Perfection?
Neil deGrasse Tyson had a gripe. With James Cameron, film producer, deep-sea explorer, screenwriter, visual artist, editor, etc. The Cameron of Terminator (1984), Aliens (1986), and Avatar (2009) fame. But it was the Titanic (1997), that induced Tyson’s gripe.
Cameron’s been nominated for six Academy Awards and won three for Titanic. Over $2 billion grossed for that movie. Hollywood’s top earner for 2011 as nominated by Vanity Fair.
Now Tyson is no slouch himself. Ph.D. in astrophysics from Columbia. The man also has sixteen (yes, 16!) honorary doctorates from places like RPI, U Penn, etc. He is Astrophysicist and Frederick P. Rose Director of the Hayden Planetarium in the American Museum of Natural History in New York City. He has an asteroid named after him, “13123 Tyson.” And, for what it’s worth, People Magazine voted him the “Sexiest Astrophysicist” in 2000.
And he had a gripe with Cameron.
Now the movie honcho is a known perfectionist, wanting to (and succeeding in) getting everything in his movies just right, from the wainscoting in the Titanic cabins and staterooms, to other decorations and trivia on board. In fact, the Titanic was widely marketed as being almost a duplicate of originals—ship, scene, surroundings and all.
Tyson was watching the movie a few years ago, when he noticed something. After the ship has sunk at 4:20 am on April 15, 1912, and boyfriend Jack Dawson (Leonardo Di Caprio) has gone to Davy Jones’ locker, there is a scene in which Rose Bukater (Kate Winslett) is adrift on a piece of driftwood, looking up at the sky.
“Uh oh,” said Tyson. The sky was wrong. It wasn’t a 4:20-am-April-15-1912 sky for that particular latitude and longitude. Moreover, the left half of the sky shown was the mirror image of the right half of the sky. A no-no! Especially if you are an astrophysicist.

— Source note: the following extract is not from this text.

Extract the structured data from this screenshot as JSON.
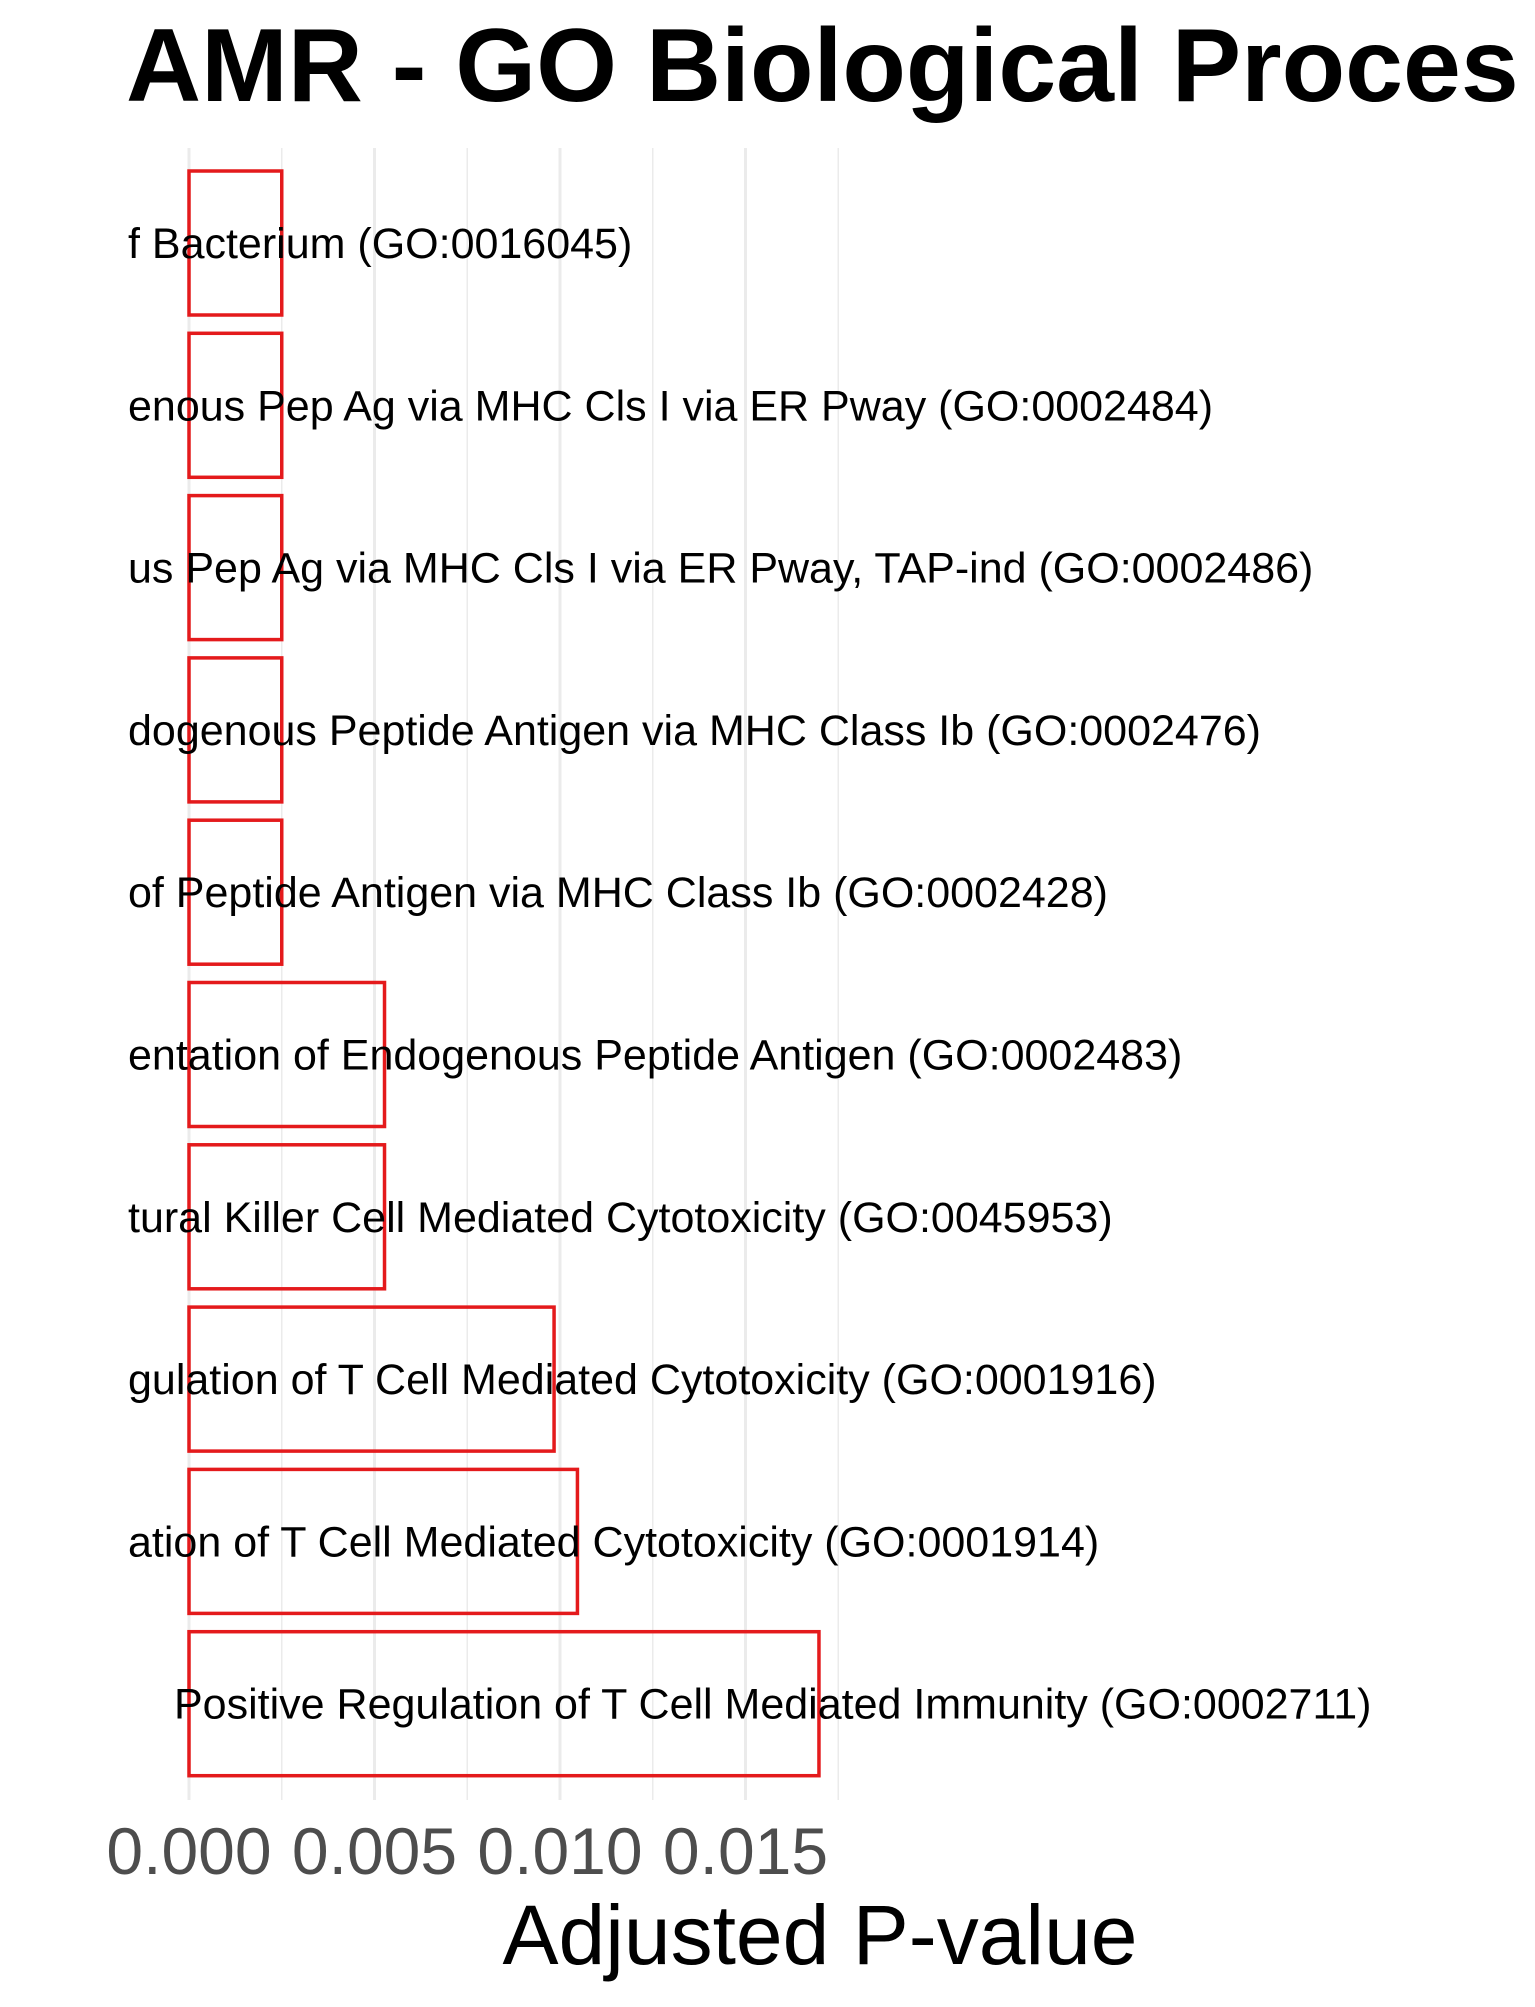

So Tyson wrote to Cameron. No reply.
Five years later, Tyson meets Cameron in some scientific committee work related to NASA. He grabs the opportunity and broaches the issue again. Nothing happens.
Three years later, Cameron wins an award from WIRED magazine, and they rent out the Hayden Planetarium (of which our aforementioned sexy astrophysicist is the chief) for the ceremony. Tyson tries again, at a post-award dinner. “Well,” replied Cameron, “the last I checked, Titanic worldwide had grossed $1.3 billion. Imagine how much more it would have grossed, had I got the sky correct.”
Tyson gave up.
Two months later, he gets a call: “Hello, I work post-production in Jim Cameron’s studio. He tells me you have a sky he can use.”
And so now Tyson’s sky is part of the relaunched 3D version of the blockbuster.
Perfectionists.
Not a bad thing to be … if you can.
“Therefore you are to be perfect,
as your heavenly Father is perfect.”
Matthew 5:48
Sure, if you can do it. Without sin, not a one. Not even in thought. Or in word. And no sin in deed. Sure, be a perfectionist, if you can.
The Bible says you can’t.
If we say that we have no sin,
we are deceiving ourselves and the truth is not in us.
1 John 1:8
But someone did pay for our sins, wiping them off the slate, so that they don’t stand between us and a perfect God.
You know that He appeared in order to take away sins;
and in Him there is no sin.
1 John 3:5
And believing that Jesus Christ died on the cross and rose again, restores one in a right relationship with this infinitely holy God.
Perfection! Not mine, but Christ’s. Yes, mine, through Christ, in Christ.